4. lokasi penekan juga dapat diperkirakan pada pertemuan tulang dada


dengan garis yang menghubungkan kedua puting susu.

d. Tempatkan salah satu telapak tangan pada titik tekan tersebut, dengan jari

jari sejajar tulang rusuk.

35
e. Tindihkan telapak tangan yang lain di atas telapak tangan yang pertama
(seperti terlihat pada gambar ). Ibu jari dan telunjuk dapat berpegang pada
pergelangan tangan yang pertama.
f. Atur tangan tetap lurus, dan dengan gerakan yang kuat dan sepenuh tenaga
tekan daerah tersebut sampai turun 40 50 mm.

g. Lepaskan tekanan dan tekan lagi

1. sampai rata-rata 60-80 kali permenit.

2. hati-hati, harap tidak menekan tulang rusuk paling bawah. Pastikan


bahwa tekanan dilakukan pada arah tegak lurus ke bawah untuk mencapai
efek maksimal.

Pertolongan ini bergantung pula pada jumlah orang yang menanganinya, satu
atau dua orang pada uraian berikut :

Metode pertolongan satu orang :

Hal ini dikenal dengan metode 2 : 15, yang berarti penolongan secara
bergantian melakukan tindakan sebagai berikut :

a. 2 kali tiupan pada paru-paru sebagai pernafasan buatan (EAR)

b. 15 kali penekanan pada dada (ECC)

36
Rangkaian tersebut dilakukan penuh 4 kali permenit.

Metode pertolongan 2 orang

Kadang-kadang ini disebut metode perbandingan 1 : 5

a. Menekan dada 5 kali dalam satu detik


b. Hentikan satu detik dan saat berhenti, penolong kedua memberikan satu
kali tiupan udara yang ada dalam paru-paru.

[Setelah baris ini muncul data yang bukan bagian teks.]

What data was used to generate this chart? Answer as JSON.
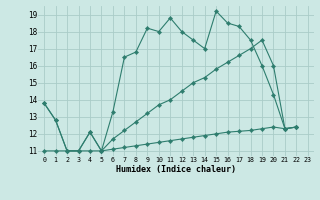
{
  "xlabel": "Humidex (Indice chaleur)",
  "bg_color": "#cce8e4",
  "grid_color": "#aaccc8",
  "line_color": "#2e7d6e",
  "xlim": [
    -0.5,
    23.5
  ],
  "ylim": [
    10.7,
    19.5
  ],
  "xticks": [
    0,
    1,
    2,
    3,
    4,
    5,
    6,
    7,
    8,
    9,
    10,
    11,
    12,
    13,
    14,
    15,
    16,
    17,
    18,
    19,
    20,
    21,
    22,
    23
  ],
  "yticks": [
    11,
    12,
    13,
    14,
    15,
    16,
    17,
    18,
    19
  ],
  "line1_x": [
    0,
    1,
    2,
    3,
    4,
    5,
    6,
    7,
    8,
    9,
    10,
    11,
    12,
    13,
    14,
    15,
    16,
    17,
    18,
    19,
    20,
    21,
    22
  ],
  "line1_y": [
    13.8,
    12.8,
    11.0,
    11.0,
    12.1,
    11.0,
    13.3,
    16.5,
    16.8,
    18.2,
    18.0,
    18.8,
    18.0,
    17.5,
    17.0,
    19.2,
    18.5,
    18.3,
    17.5,
    16.0,
    14.3,
    12.3,
    12.4
  ],
  "line2_x": [
    0,
    1,
    2,
    3,
    4,
    5,
    6,
    7,
    8,
    9,
    10,
    11,
    12,
    13,
    14,
    15,
    16,
    17,
    18,
    19,
    20,
    21,
    22
  ],
  "line2_y": [
    13.8,
    12.8,
    11.0,
    11.0,
    12.1,
    11.0,
    11.7,
    12.2,
    12.7,
    13.2,
    13.7,
    14.0,
    14.5,
    15.0,
    15.3,
    15.8,
    16.2,
    16.6,
    17.0,
    17.5,
    16.0,
    12.3,
    12.4
  ],
  "line3_x": [
    0,
    1,
    2,
    3,
    4,
    5,
    6,
    7,
    8,
    9,
    10,
    11,
    12,
    13,
    14,
    15,
    16,
    17,
    18,
    19,
    20,
    21,
    22
  ],
  "line3_y": [
    11.0,
    11.0,
    11.0,
    11.0,
    11.0,
    11.0,
    11.1,
    11.2,
    11.3,
    11.4,
    11.5,
    11.6,
    11.7,
    11.8,
    11.9,
    12.0,
    12.1,
    12.15,
    12.2,
    12.3,
    12.4,
    12.3,
    12.4
  ]
}
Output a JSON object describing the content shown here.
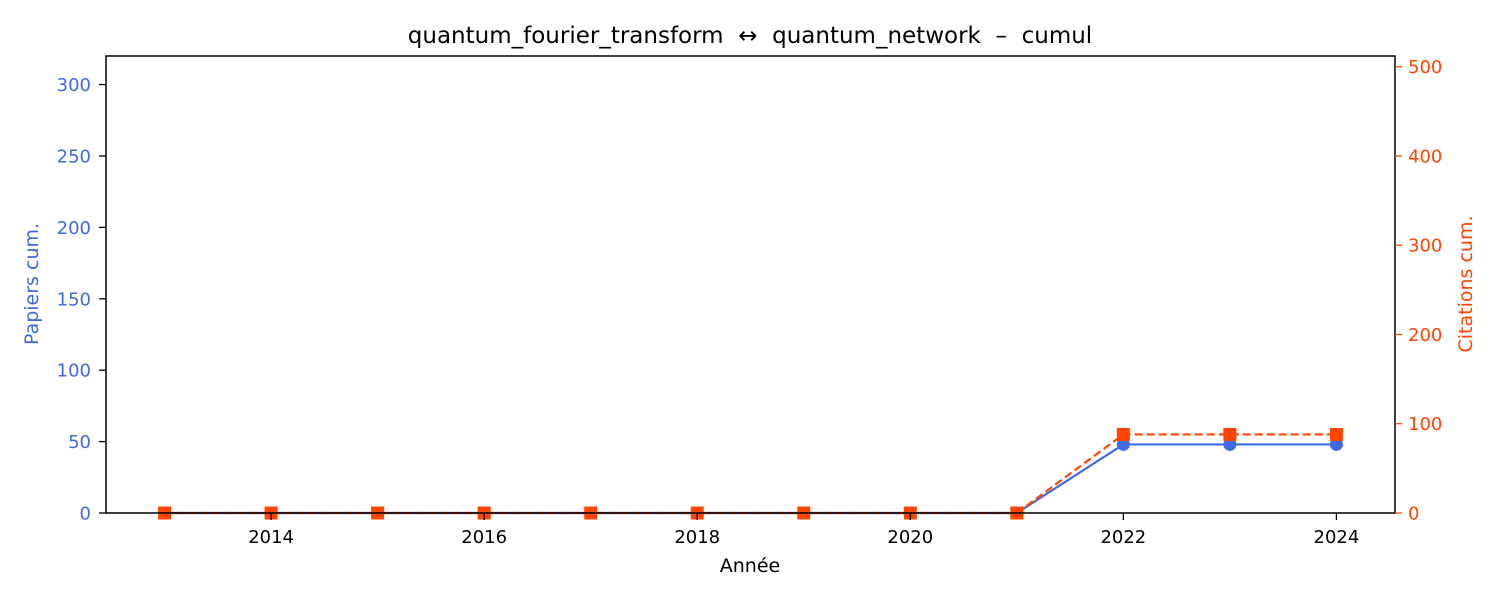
{
  "chart_data": {
    "type": "line",
    "title": "quantum_fourier_transform  ↔  quantum_network  –  cumul",
    "xlabel": "Année",
    "ylabel_left": "Papiers cum.",
    "ylabel_right": "Citations cum.",
    "x": [
      2013,
      2014,
      2015,
      2016,
      2017,
      2018,
      2019,
      2020,
      2021,
      2022,
      2023,
      2024
    ],
    "xlim": [
      2012.45,
      2024.55
    ],
    "xticks": [
      2014,
      2016,
      2018,
      2020,
      2022,
      2024
    ],
    "ylim_left": [
      0,
      320
    ],
    "yticks_left": [
      0,
      50,
      100,
      150,
      200,
      250,
      300
    ],
    "ylim_right": [
      0,
      512
    ],
    "yticks_right": [
      0,
      100,
      200,
      300,
      400,
      500
    ],
    "grid": false,
    "series": [
      {
        "axis": "left",
        "values": [
          0,
          0,
          0,
          0,
          0,
          0,
          0,
          0,
          0,
          48,
          48,
          48
        ],
        "color": "#4169e1",
        "marker": "circle",
        "linestyle": "solid"
      },
      {
        "axis": "right",
        "values": [
          0,
          0,
          0,
          0,
          0,
          0,
          0,
          0,
          0,
          88,
          88,
          88
        ],
        "color": "#ff4500",
        "marker": "square",
        "linestyle": "dashed"
      }
    ]
  }
}
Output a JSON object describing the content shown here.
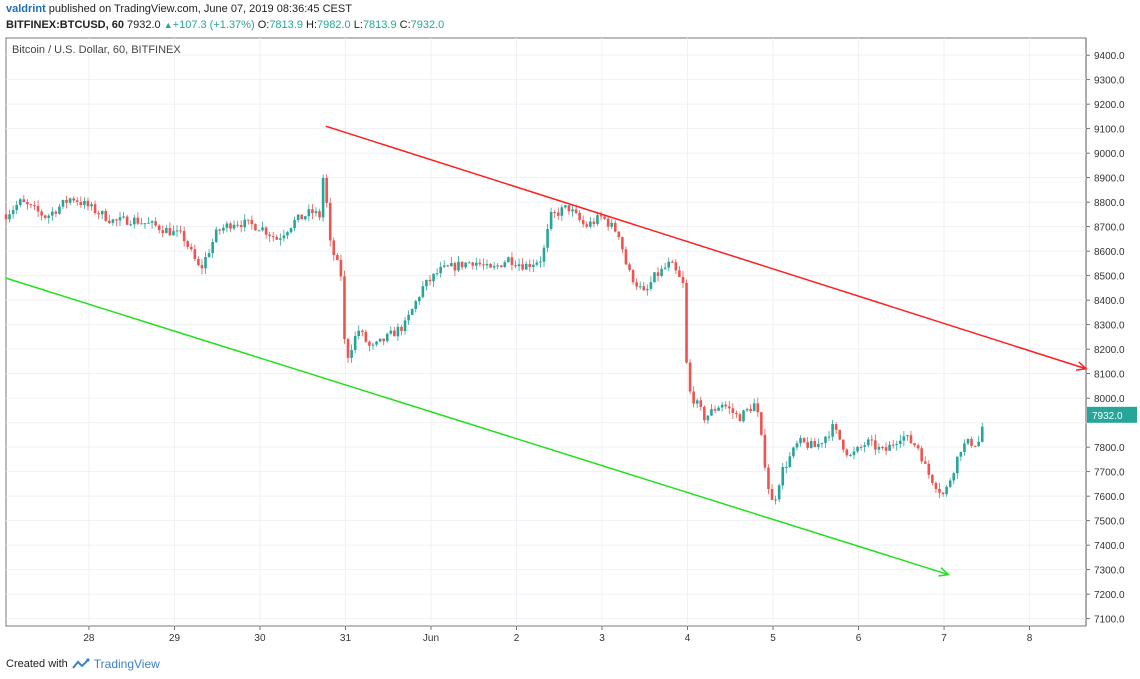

Rata-rata rangkaian tersebut dilakukan 12 kali permenit. Jika pertolongan ini


berlangsung lama, penolong dapat pindah posisi untuk menghindari kelelahan.
Pertolongan harus tetap dilanjutkan sampai tenaga medis yang ahli datang dan
mengganti menangani korban, atau sampai pernafasan spontan, dan denyut
jantung pulih kembali.

Untuk memastikan apakah denyut jantung telah pulih kembali :

a. Hentikan tekanan pada jantung

b. Periksa denyut nadi

37
Tanda awal pertolongan berhasil , jika mata mulai berkonstraksi ketika
disinari, warna kulit bibir dan gusi kembali normal. Gejala tersebut adalah
tanda positif ia akan kembali normal.

Jika denyut jantung belum kembali, lanjutkan pertolongan. Jika denyut mulai
muncul, hentikan penekanan jantung, tetapi denyutnya diperiksa terus, jika
perlu EAR harus dilanjutkan sampai korban bernafas kembali.

Catatan:

Meskipun penanganan yang terlihat pada gambar hanya dari satu sisi,
penolong dapat pula berhadapan pada sisi yang berlawanan, untuk
memperoleh ruang gerak yang lebih luas.

38
BAB III
PENUTUP

A. Kesimpulan
Pertolongan Pertama Pada Kecelakaan (P3K) adalah upaya pertolongan dan
perawatan sementara yang sangat penting terhadap korban kecelakaan sebelum
mendapat pertolongan yang lebih sempurna dari dokter atau paramedik. Ini berarti
pertolongan tersebut bukan sebagai pengobatan atau penanganan yang sempurna,
tetapi hanyalah berupa pertolongan sementara yang dilakukan oleh petugas P3K
(petugas medik atau orang awam) yang pertama kali melihat korban. Pemberian
pertolongan harus secara cepat dan tepat dengan menggunakan sarana dan prasarana
yang ada di tempat kejadian. Tindakan P3K yang dilakukan dengan benar akan
mengurangi cacat atau penderitaan dan bahkan menyelamatkan korban dari kematian,
tetapi bila tindakan P3K dilakukan tidak baik malah bisa memperburuk akibat
kecelakaan bahkan menimbulkan kematian.

B. Saran

39
Melalui pembahasan diatas maka diharapkan kepada pembaca agar bisa dan
mampu melakukan pertolongan pertama pada kecelakaan di tempat kerja. Sebab
pertolongan pertama pada kecelakaan di tempat kerja sangat penting untuk mencegah
korban jiwa yang banyak dalam kecelakaan kerja.